Travelers would have to meet certain parameters before embarking, such as having made no trips in the previous 14 days, and undergo compulsory Covid-19 testing. But they wouldn’t be subject to any quarantine or stay-home notice requirements, or a controlled itinerary, upon arrival.
However, the arrangement always included the caveat that should the Covid-19 situation deteriorate in either city, the plan would be suspended.
Singapore’s Civil Aviation Authority initially announced on Saturday morning that the travel bubble with Hong Kong would be launched as scheduled. But later that day, the city-state’s Transport Minister Ong Ye Kung announced there had been a change of plan.
“Given the evolving situation in Hong Kong, Secretary Edward Yau and I discussed further this afternoon, and decided that it would be better to defer the launch of the ATB, by two weeks.
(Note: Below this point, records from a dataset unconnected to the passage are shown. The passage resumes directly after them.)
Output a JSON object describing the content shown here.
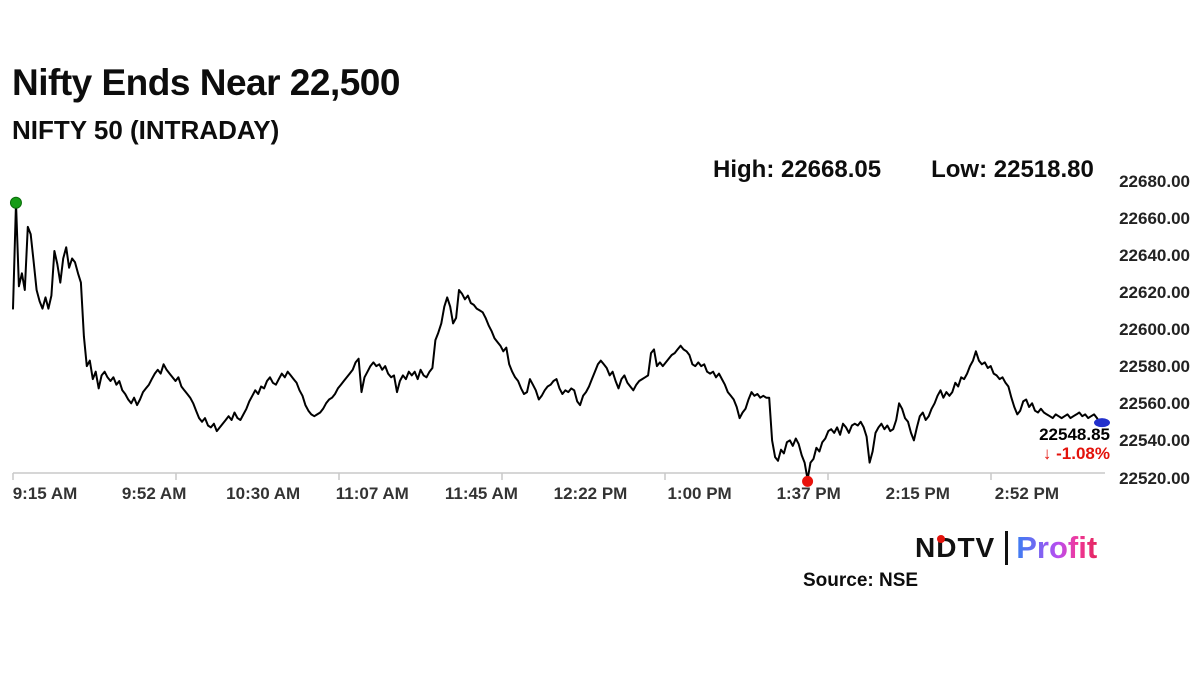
{
  "page": {
    "title": "Nifty Ends Near 22,500",
    "subtitle": "NIFTY 50 (INTRADAY)"
  },
  "header": {
    "high_label": "High:",
    "high_value": "22668.05",
    "low_label": "Low:",
    "low_value": "22518.80"
  },
  "annotation": {
    "last_price": "22548.85",
    "arrow": "↓",
    "change": "-1.08%"
  },
  "footer": {
    "source": "Source: NSE",
    "logo_ndtv": "NDTV",
    "logo_profit": "Profit"
  },
  "colors": {
    "line": "#000000",
    "open_marker": "#169c16",
    "low_marker": "#e8120b",
    "end_marker": "#2230cc",
    "axis": "#c8c8c8",
    "change_text": "#e3120b"
  },
  "chart_data": {
    "type": "line",
    "title": "NIFTY 50 (INTRADAY)",
    "high": 22668.05,
    "low": 22518.8,
    "last": 22548.85,
    "change_pct": -1.08,
    "ylim": [
      22520,
      22680
    ],
    "y_tick_labels": [
      "22680.00",
      "22660.00",
      "22640.00",
      "22620.00",
      "22600.00",
      "22580.00",
      "22560.00",
      "22540.00",
      "22520.00"
    ],
    "x_tick_labels": [
      "9:15 AM",
      "9:52 AM",
      "10:30 AM",
      "11:07 AM",
      "11:45 AM",
      "12:22 PM",
      "1:00 PM",
      "1:37 PM",
      "2:15 PM",
      "2:52 PM"
    ],
    "grid": false,
    "legend": false,
    "prices": [
      22611,
      22668,
      22623,
      22630,
      22621,
      22655,
      22651,
      22636,
      22621,
      22615,
      22611,
      22617,
      22611,
      22618,
      22642,
      22635,
      22625,
      22638,
      22644,
      22633,
      22638,
      22636,
      22630,
      22625,
      22596,
      22580,
      22583,
      22573,
      22577,
      22568,
      22575,
      22577,
      22574,
      22572,
      22574,
      22570,
      22572,
      22567,
      22565,
      22562,
      22560,
      22563,
      22559,
      22562,
      22566,
      22568,
      22570,
      22573,
      22576,
      22578,
      22576,
      22581,
      22578,
      22576,
      22574,
      22572,
      22574,
      22569,
      22567,
      22565,
      22563,
      22560,
      22556,
      22552,
      22550,
      22552,
      22548,
      22547,
      22549,
      22545,
      22547,
      22549,
      22551,
      22553,
      22551,
      22555,
      22552,
      22551,
      22554,
      22557,
      22561,
      22564,
      22567,
      22565,
      22569,
      22568,
      22572,
      22574,
      22571,
      22570,
      22573,
      22576,
      22574,
      22577,
      22575,
      22573,
      22571,
      22567,
      22564,
      22559,
      22556,
      22554,
      22553,
      22554,
      22555,
      22557,
      22560,
      22562,
      22563,
      22565,
      22568,
      22570,
      22572,
      22574,
      22576,
      22578,
      22582,
      22584,
      22566,
      22574,
      22577,
      22580,
      22582,
      22580,
      22581,
      22578,
      22580,
      22576,
      22574,
      22575,
      22566,
      22572,
      22575,
      22573,
      22577,
      22575,
      22577,
      22573,
      22578,
      22575,
      22574,
      22577,
      22579,
      22594,
      22598,
      22603,
      22612,
      22617,
      22612,
      22603,
      22606,
      22621,
      22619,
      22616,
      22618,
      22614,
      22613,
      22611,
      22610,
      22609,
      22606,
      22602,
      22599,
      22595,
      22593,
      22591,
      22588,
      22590,
      22581,
      22577,
      22574,
      22572,
      22568,
      22565,
      22566,
      22573,
      22570,
      22567,
      22562,
      22564,
      22567,
      22569,
      22570,
      22572,
      22573,
      22568,
      22565,
      22567,
      22566,
      22568,
      22567,
      22561,
      22559,
      22564,
      22566,
      22569,
      22573,
      22577,
      22581,
      22583,
      22581,
      22579,
      22575,
      22577,
      22572,
      22568,
      22573,
      22575,
      22571,
      22569,
      22567,
      22570,
      22572,
      22573,
      22574,
      22575,
      22587,
      22589,
      22580,
      22582,
      22580,
      22582,
      22584,
      22586,
      22587,
      22589,
      22591,
      22589,
      22588,
      22586,
      22581,
      22580,
      22582,
      22580,
      22581,
      22577,
      22576,
      22577,
      22574,
      22576,
      22573,
      22570,
      22566,
      22564,
      22562,
      22558,
      22552,
      22555,
      22557,
      22562,
      22566,
      22564,
      22565,
      22563,
      22564,
      22563,
      22563,
      22540,
      22531,
      22529,
      22535,
      22533,
      22539,
      22540,
      22537,
      22541,
      22538,
      22532,
      22528,
      22519,
      22528,
      22530,
      22536,
      22534,
      22539,
      22541,
      22545,
      22546,
      22544,
      22547,
      22543,
      22549,
      22547,
      22544,
      22548,
      22549,
      22548,
      22550,
      22547,
      22542,
      22528,
      22534,
      22544,
      22547,
      22549,
      22546,
      22548,
      22545,
      22546,
      22551,
      22560,
      22557,
      22552,
      22550,
      22544,
      22540,
      22547,
      22553,
      22555,
      22551,
      22553,
      22557,
      22560,
      22564,
      22567,
      22563,
      22566,
      22564,
      22566,
      22571,
      22569,
      22574,
      22573,
      22576,
      22580,
      22583,
      22588,
      22583,
      22581,
      22582,
      22579,
      22580,
      22576,
      22575,
      22573,
      22574,
      22571,
      22569,
      22563,
      22558,
      22554,
      22556,
      22561,
      22562,
      22558,
      22560,
      22556,
      22555,
      22557,
      22555,
      22554,
      22553,
      22552,
      22554,
      22553,
      22552,
      22553,
      22554,
      22552,
      22553,
      22554,
      22555,
      22553,
      22554,
      22552,
      22553,
      22554,
      22552,
      22549
    ]
  }
}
We will review within two weeks on the new launch date and update again,” Ong said.
Hong Kong has seen a sharp rise in coronavirus infections in the past few days, after weeks of steadily low number of cases.
The city’s Centre for Health Protection “strongly urged” the public to avoid all non-essential travel outside Hong Kong, and called on residents to avoid going out, dining out and having social contact.
“The scale of the increase is very alarming,” Chuang Shuk-kwan, head of the Communicable Disease Branch at Hong Kong’s Centre for Health Protection said on Saturday.
She warned that this new increase in cases will be “very difficult to control.”
CNN’s Jessie Yeung contributed to this article.